La dénutrition recule en Amérique latine et dans les Caraïbes. 5 % de la population du continent est sous-alimentée. Cette évolution ne doit pas masquer la tendance inquiétante qui s’amorce dans le même temps. Surpoids et obésité progressent. Ils atteignent un niveau inquiétant, soulignent l’Organisation des nations unies pour l’alimentation et l’agriculture (FAO) et l’Organisation panaméricaine de la Santé (PAHO) dans un rapport commun.
L'exception haïtienne
Le continent sud-américain pèse de plus en plus lourd. 360 millions de ses habitants sont en surpoids, c’est-à-dire que leur IMC dépasse 25 kg/m2. Cela représente près de 60 % de la population. Trois pays se distinguent par la part extrêmement élevée de la surcharge pondérale : les Bahamas (69 %), le Mexique (64 %) et le Chili (63 %). A l’inverse, trois Etats représentent l’exception avec moins de la moitié des citoyens en excès de poids. Il s’agit d’Haïti (38,5 %), du Paraguay (48,5 %) et du Nicaragua (49 %).
Les enfants ne sont pas épargnés puisque 4 millions d’entre eux présentent un surpoids avant l’âge de 5 ans – soit 7 % de la population de cet âge. Un véritable boom se produit au sein de la Mésoamérique. Cette aire culturelle s’étend du nord du Mexique au Costa Rica. Dans les Caraïbes, la part d’enfants joufflus a presque doublé depuis les années 1990.
L’obésité, qui se définit par un IMC supérieur à 30, progresse elle aussi à un rythme soutenu. 23 % de la population sud-américaine est concernée. Le risque est d’autant plus élevé pour les femmes. Les pays les plus durement touchés sont la Barbade, Trinité-et-Tobago et Antigua-et-Barbuda, où les taux frôlent ceux des Etats-Unis. En effet, plus de deux tiers de la population nord-américaine sont obèses.
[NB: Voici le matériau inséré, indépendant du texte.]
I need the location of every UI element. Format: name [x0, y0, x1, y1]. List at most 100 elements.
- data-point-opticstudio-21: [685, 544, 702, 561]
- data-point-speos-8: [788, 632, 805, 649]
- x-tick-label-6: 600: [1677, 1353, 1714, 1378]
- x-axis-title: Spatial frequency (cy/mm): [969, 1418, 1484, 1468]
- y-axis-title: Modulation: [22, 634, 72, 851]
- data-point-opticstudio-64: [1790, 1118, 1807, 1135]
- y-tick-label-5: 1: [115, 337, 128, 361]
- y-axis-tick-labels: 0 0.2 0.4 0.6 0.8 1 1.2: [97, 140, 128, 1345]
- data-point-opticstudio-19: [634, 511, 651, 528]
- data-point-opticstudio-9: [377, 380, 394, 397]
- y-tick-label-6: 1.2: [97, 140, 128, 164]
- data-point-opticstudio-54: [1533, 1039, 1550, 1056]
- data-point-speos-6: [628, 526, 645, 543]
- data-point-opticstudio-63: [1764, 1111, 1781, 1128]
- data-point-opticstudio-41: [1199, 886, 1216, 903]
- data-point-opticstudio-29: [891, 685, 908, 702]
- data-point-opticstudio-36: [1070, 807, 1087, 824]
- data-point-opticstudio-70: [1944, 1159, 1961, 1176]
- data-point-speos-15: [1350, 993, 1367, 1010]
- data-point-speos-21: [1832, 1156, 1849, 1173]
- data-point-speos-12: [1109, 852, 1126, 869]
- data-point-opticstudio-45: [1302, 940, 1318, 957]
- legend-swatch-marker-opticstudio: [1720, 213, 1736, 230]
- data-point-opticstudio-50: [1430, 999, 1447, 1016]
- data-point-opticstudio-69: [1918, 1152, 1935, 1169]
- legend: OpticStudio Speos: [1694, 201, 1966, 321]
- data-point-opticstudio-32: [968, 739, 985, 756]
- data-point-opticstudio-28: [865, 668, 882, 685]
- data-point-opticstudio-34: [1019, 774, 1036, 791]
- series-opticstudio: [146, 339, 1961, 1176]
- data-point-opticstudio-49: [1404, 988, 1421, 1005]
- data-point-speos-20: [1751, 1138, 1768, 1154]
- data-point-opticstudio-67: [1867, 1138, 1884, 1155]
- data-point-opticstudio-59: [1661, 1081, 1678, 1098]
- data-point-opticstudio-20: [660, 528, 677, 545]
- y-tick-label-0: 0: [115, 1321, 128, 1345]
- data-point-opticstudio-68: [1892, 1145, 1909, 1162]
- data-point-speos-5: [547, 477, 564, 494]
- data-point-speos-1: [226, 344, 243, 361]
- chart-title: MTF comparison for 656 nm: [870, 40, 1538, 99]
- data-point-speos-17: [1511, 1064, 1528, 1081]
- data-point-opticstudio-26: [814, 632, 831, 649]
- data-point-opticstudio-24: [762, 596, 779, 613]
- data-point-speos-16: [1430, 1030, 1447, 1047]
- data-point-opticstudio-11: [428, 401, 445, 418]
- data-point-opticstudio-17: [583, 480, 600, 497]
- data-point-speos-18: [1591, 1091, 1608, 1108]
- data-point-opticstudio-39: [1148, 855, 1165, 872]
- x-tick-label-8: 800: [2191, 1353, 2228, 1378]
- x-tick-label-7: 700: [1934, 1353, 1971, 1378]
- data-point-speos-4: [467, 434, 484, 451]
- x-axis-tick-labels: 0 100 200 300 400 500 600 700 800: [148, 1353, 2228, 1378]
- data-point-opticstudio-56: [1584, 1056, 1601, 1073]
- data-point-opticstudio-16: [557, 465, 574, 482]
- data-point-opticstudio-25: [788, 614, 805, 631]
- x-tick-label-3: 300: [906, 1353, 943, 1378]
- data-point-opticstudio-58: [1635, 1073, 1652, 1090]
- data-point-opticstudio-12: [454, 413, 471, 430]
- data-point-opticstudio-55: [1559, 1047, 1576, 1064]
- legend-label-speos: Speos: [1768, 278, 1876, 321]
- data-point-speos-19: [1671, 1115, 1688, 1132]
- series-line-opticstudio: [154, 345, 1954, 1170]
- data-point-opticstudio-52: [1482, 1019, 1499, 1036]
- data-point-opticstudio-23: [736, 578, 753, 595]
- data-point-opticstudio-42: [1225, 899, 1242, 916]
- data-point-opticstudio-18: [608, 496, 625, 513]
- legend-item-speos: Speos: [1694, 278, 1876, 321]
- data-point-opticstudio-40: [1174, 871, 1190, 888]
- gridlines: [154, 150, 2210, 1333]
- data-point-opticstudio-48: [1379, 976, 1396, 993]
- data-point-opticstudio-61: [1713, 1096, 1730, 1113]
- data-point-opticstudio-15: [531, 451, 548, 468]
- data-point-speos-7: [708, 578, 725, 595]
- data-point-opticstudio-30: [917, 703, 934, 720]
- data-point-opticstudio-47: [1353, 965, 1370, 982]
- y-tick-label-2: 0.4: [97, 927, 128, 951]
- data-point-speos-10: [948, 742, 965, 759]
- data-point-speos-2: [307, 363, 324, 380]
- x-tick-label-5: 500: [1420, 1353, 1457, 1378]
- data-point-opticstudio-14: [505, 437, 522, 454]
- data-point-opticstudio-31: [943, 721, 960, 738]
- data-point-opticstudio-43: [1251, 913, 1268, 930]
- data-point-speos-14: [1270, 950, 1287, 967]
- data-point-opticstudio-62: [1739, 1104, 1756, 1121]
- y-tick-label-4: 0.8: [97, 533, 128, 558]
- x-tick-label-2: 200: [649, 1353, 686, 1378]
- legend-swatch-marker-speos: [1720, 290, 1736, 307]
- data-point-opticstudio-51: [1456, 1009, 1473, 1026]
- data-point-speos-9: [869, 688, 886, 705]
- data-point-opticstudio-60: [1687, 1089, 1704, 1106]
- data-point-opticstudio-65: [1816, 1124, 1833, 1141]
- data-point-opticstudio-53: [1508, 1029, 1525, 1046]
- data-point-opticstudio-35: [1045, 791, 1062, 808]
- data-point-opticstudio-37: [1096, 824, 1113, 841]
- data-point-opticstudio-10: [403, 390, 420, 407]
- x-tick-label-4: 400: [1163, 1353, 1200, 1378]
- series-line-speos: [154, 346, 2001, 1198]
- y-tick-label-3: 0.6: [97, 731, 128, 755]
Sécuriser l'accès aux aliments
Paradoxalement, le développement économique du continent sud-américain est responsable de ce phénomène d’enrobement de la population. La majorité de la population adopte le mode de vie occidental, avec ses conséquences bien connues. Urbanisation, augmentation du revenu moyen, intégration au marché international ont favorisé le recours aux aliments industrialisés à outrance et aux boissons sucrées. Les recettes traditionnelles, elles, perdent du terrain. Il n’est donc pas surprenant que, à l’image des Etats-Unis et de l’Europe de l’Ouest, la population accumule les kilos superflus.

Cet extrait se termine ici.